Dom Lorenzo Scupoli (d. 1610) on how to deal with trials (from Spiritual Combat)

In talking to one of the ORC priests at Assumption Grotto recently, I was looking for some good resources on a particular topic when he asked me if I had ever read, "Spiritual Combat."  I must have heard of it, but there are so many mistaken ideas about fighting for the Church, that I probably dismissed it.  True combat is not something Catholics do with others; it's what they do within themselves.  The spiritual battle is within, and it's against the self*, and against principalities and powers (read Ephesians 6:10-20).

So, I downloaded onto my e-Reader the kindle version of "The Spiritual Combat".

It was written in the late 1500's by Dom Lorenzo Scupoli.  St. Francis de Sales called it the, "golden book" and carried a copy for 18 years.

Right out the gate in chapter 1 this book grabs you in an eye-opening way.  That quote at top, snagged with my S-Pen on the Galaxy Note 10.1, is from Chapter 1.  I'm now in Chapter 5 and it is an addicting read.  This is one of those things you can easily limit to just one or a handful of chapters per day.  In fact, it's probably best read that way so things an be absorbed.

If you are looking for something that will have you commiserating about all that is going wrong, or that will have you looking at everyone else's faults and imperfections, don't get this book.  If you want something that will help you grow in holiness, and help you to weather storms that come from members within the Church and from those outside of it, this should be in your reading list.

I don't know if the Grotto Gift Shop has it, so ask.  Otherwise, you can get it at places like Amazon in formats ranging from Kindle to paperback from various publishers.

There are versions of it that can be read online.  Try the links at the bottom of the page for Lorenzo Scupoli on wikipedia.  But, this is a big book that is probably best read in a comfortable way.

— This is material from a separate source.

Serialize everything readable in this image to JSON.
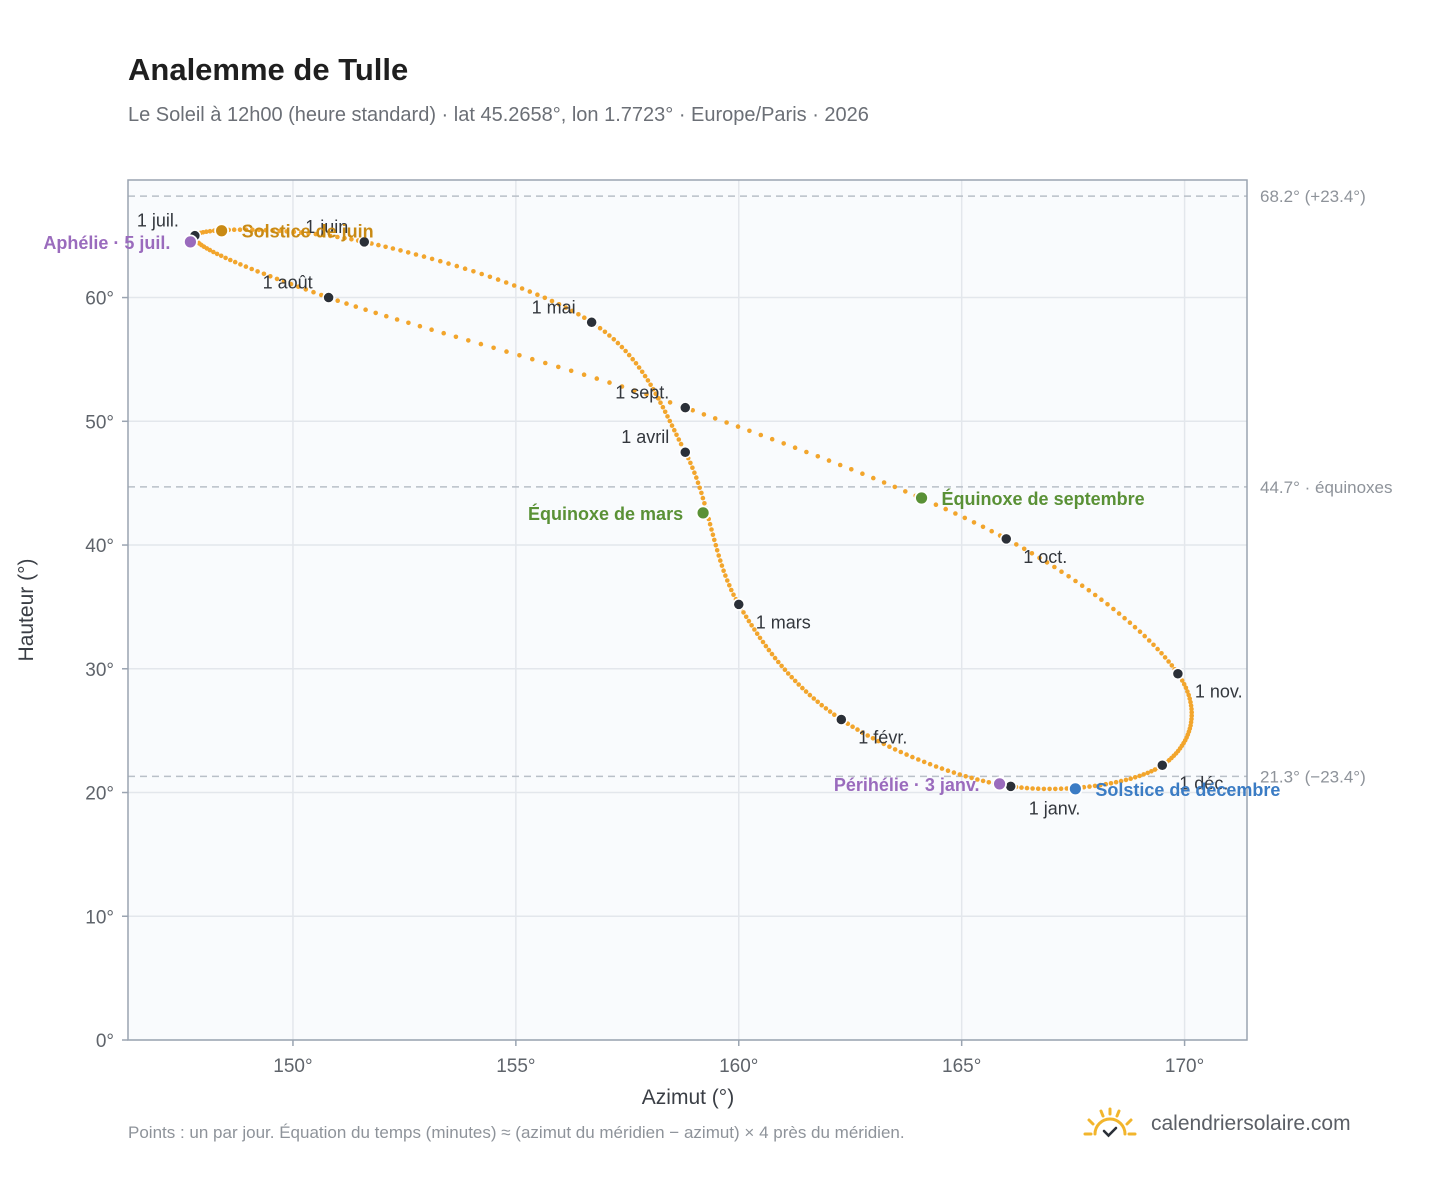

*Edited to include a note about the battle within the self to avoid leading others to believe everything bad or difficult comes from the Evil One. God permits Satan to tempt us, but often times, the difficulty comes from within our ourselves.  Concupiscence leads us to gravitate to lower things in life and to take lower paths amidst trials.  In that sense, the Angel of Darkness requires no assistance as we yield to our own fallen nature.